BY | A JRuby JSR223 intergation of the OOOR OpenERP connector inside the Kettle ETL |
OpenERP is all the rage among open source ERP's but its native import/export have limitations when it comes to data integration. Server side OpenERP import/export is powerful but not so easy to get started and get interfaced. On the contrary, the famous Kettle open source ETL from Pentaho connects to almost anything, any SGBD thanks to the JDBC connectors, any CSV, Excell files...
With TerminatOOOR you have all the power of the full OpenERP API right inside your ETL data in/out flow. You can do any Create Read Update Delete operation enforcing the access rights of OpenERP. But 6267 you are absolutely not imited to that, in fact you can just do anything you would do with your OpenERP client: click buttons, perform workflow actions, trigger on_change events... This is because OOOR gives you the full access to OpenERP API.

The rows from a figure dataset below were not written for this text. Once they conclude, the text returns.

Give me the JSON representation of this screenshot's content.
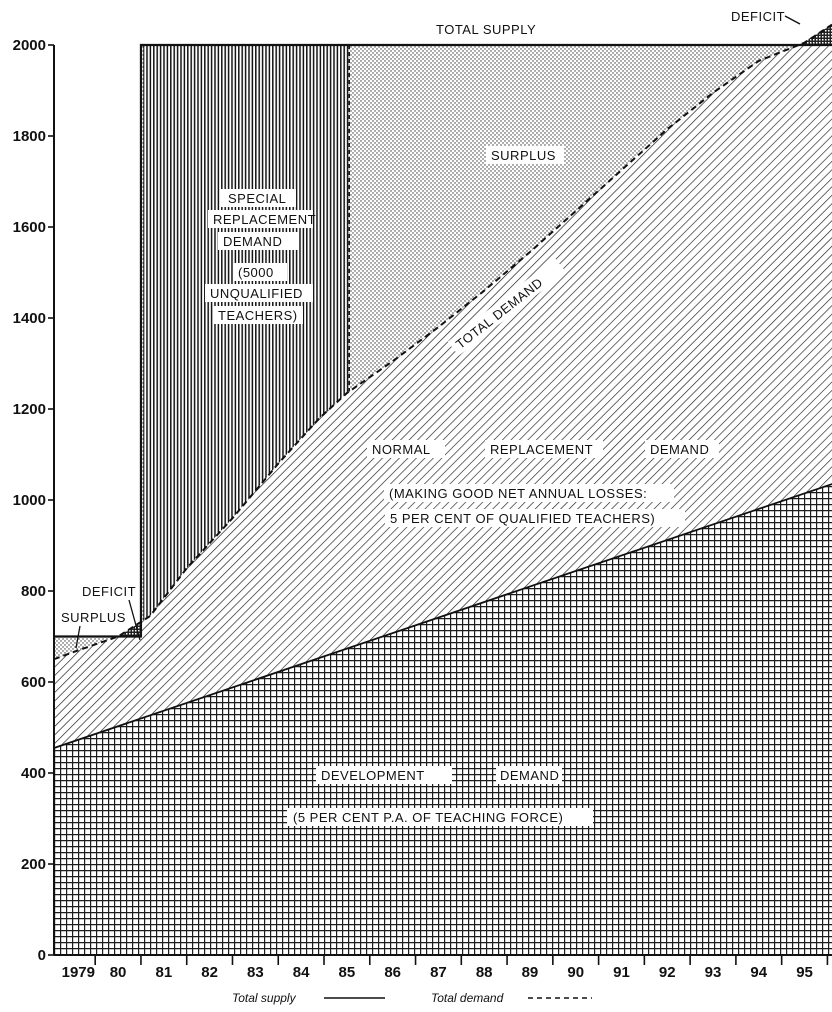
{
  "chart_data": {
    "type": "area",
    "title": "",
    "xlabel": "",
    "ylabel": "",
    "x_ticks": [
      "1979",
      "80",
      "81",
      "82",
      "83",
      "84",
      "85",
      "86",
      "87",
      "88",
      "89",
      "90",
      "91",
      "92",
      "93",
      "94",
      "95"
    ],
    "y_ticks": [
      0,
      200,
      400,
      600,
      800,
      1000,
      1200,
      1400,
      1600,
      1800,
      2000
    ],
    "xlim": [
      1978.6,
      1995.6
    ],
    "ylim": [
      0,
      2000
    ],
    "series": [
      {
        "name": "Total supply",
        "style": "solid",
        "x": [
          1978.6,
          1980.5,
          1980.5,
          1995.6
        ],
        "y": [
          700,
          700,
          2000,
          2000
        ]
      },
      {
        "name": "Total demand",
        "style": "dashed",
        "x": [
          1978.6,
          1979.0,
          1980.0,
          1980.7,
          1981.5,
          1982.5,
          1983.5,
          1984.4,
          1985.0,
          1986.0,
          1987.0,
          1988.0,
          1989.0,
          1990.0,
          1991.0,
          1992.0,
          1993.0,
          1994.0,
          1995.0,
          1995.6
        ],
        "y": [
          650,
          665,
          700,
          745,
          850,
          960,
          1080,
          1180,
          1235,
          1305,
          1380,
          1460,
          1545,
          1635,
          1725,
          1815,
          1895,
          1965,
          2005,
          2045
        ]
      },
      {
        "name": "Development demand",
        "x": [
          1978.6,
          1995.6
        ],
        "y": [
          455,
          1035
        ]
      }
    ],
    "areas": {
      "development": [
        "DEVELOPMENT",
        "DEMAND",
        "(5 PER CENT P.A. OF TEACHING FORCE)"
      ],
      "normal": [
        "NORMAL",
        "REPLACEMENT",
        "DEMAND",
        "(MAKING GOOD NET ANNUAL LOSSES:",
        "5 PER CENT OF QUALIFIED TEACHERS)"
      ],
      "special": [
        "SPECIAL",
        "REPLACEMENT",
        "DEMAND",
        "(5000",
        "UNQUALIFIED",
        "TEACHERS)"
      ],
      "surplus": "SURPLUS",
      "total_demand": "TOTAL DEMAND",
      "total_supply": "TOTAL SUPPLY",
      "deficit_top": "DEFICIT",
      "deficit_left": "DEFICIT",
      "surplus_left": "SURPLUS"
    },
    "legend": {
      "placement": "bottom-center",
      "items": [
        {
          "label": "Total supply",
          "style": "solid"
        },
        {
          "label": "Total demand",
          "style": "dashed"
        }
      ]
    },
    "grid": false
  }
}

We are here leveraging futuristic technology: we run the OOOR OpenERP connector inside Kettle using JRuby and the JSR223.
First you better learn a bit about Kettle (also see démos of the Kettle ETL and its AgileBIT plugin) and OOOR. Installation:
-
Watch a demo: http://www.youtube.com/watch?v=gH4AN5p9YKI&fmt=22
-
Download Kettle 4 for instance from here
-
download the terminatoor.zip file or from source using GIT
-
copy the jruby-ooor.jar file inside the Kettle libext directory (a classpath trouble with JSR223 and multiple classloaders force us to do that trick)
-
copy the terminatooor directory in Kettle plugins/steps/terminatooor
-
start Kettle, this can be done with the sh spoon.sh command inside your Kettle directory on Linux for instance
-
drag and drop the "TerminatOOOR" transfo from the transfo design panel listing the available plugins/transfos
-
learn how to use the TerminatOOOR step: you'll have to enter simple Ruby scripts and also instanciate OOOR connectors properly
-
there is a work in progress comprehensive documentation beeing written here
-
hint #1: usually we avoid instanciating an OOOR connector for each Kettle line, so we create a second tab (right click on the top of the current tab) and add a second tab. With an other right click, we set that second script as a "StartScript" that will be executed only once. This is where we will instanciate an OOOR connector (this is required in each TerminatOOOR step). Then inside the main script running for each line, we can use OOOR models as we want.
-
hint #2: for extracting OpenERP resources, a good approach is to make a first search inside a first TerminatOOOR that run only once cause he his connected to a "RowGenerator" of only 1 row. Then we stores those ids in a String properly. Finally, we use a split transformation to transform that list of ids as a String into several Kettle lines: this allows us to read each resource individually in a last TerminatOOOR step!
-
hint #3: learn the two read and write included samples
- It only works with Kettle 4. This is because we wanted to let a chance to Pentaho to refactor in the next version their scripting transfo to support the JSR223 and all Java backed languages, not just Rhino Javascript. All busy they are integrating with SAP or Salesforce, not sure they are smart enough tto figure out how important that is, but in any case we gave them the oppportunity, see our JRipple patch version of their scripting step
- You should put the jruby-ooor jar (JRuby + basic gems + last OOOR gem bundled) inside your Kettle libext directory otherwise, for strange reasons, the JRuby interpreter will not be found (sounds like a classloader issue).
- If you get an error such as "Too many open files" after doing a lot of OpenERP request (large synchro), then it's because for some strange reason the JRuby XML/RPC client will open a lot of sockets, at least when used within the JSR223 (not sure if that's a bug, but that's really challenging to find out). You could see that using the lsof command on Linux. An effective workaround is to enable more sockets in your OS settings. On Linux, you can edit the /etc/security/limits.conf files and just before the last line, you write: "* - nofile 65535" without quotes. Then restart the PC. After that, should have no "too many open files" issues anymore.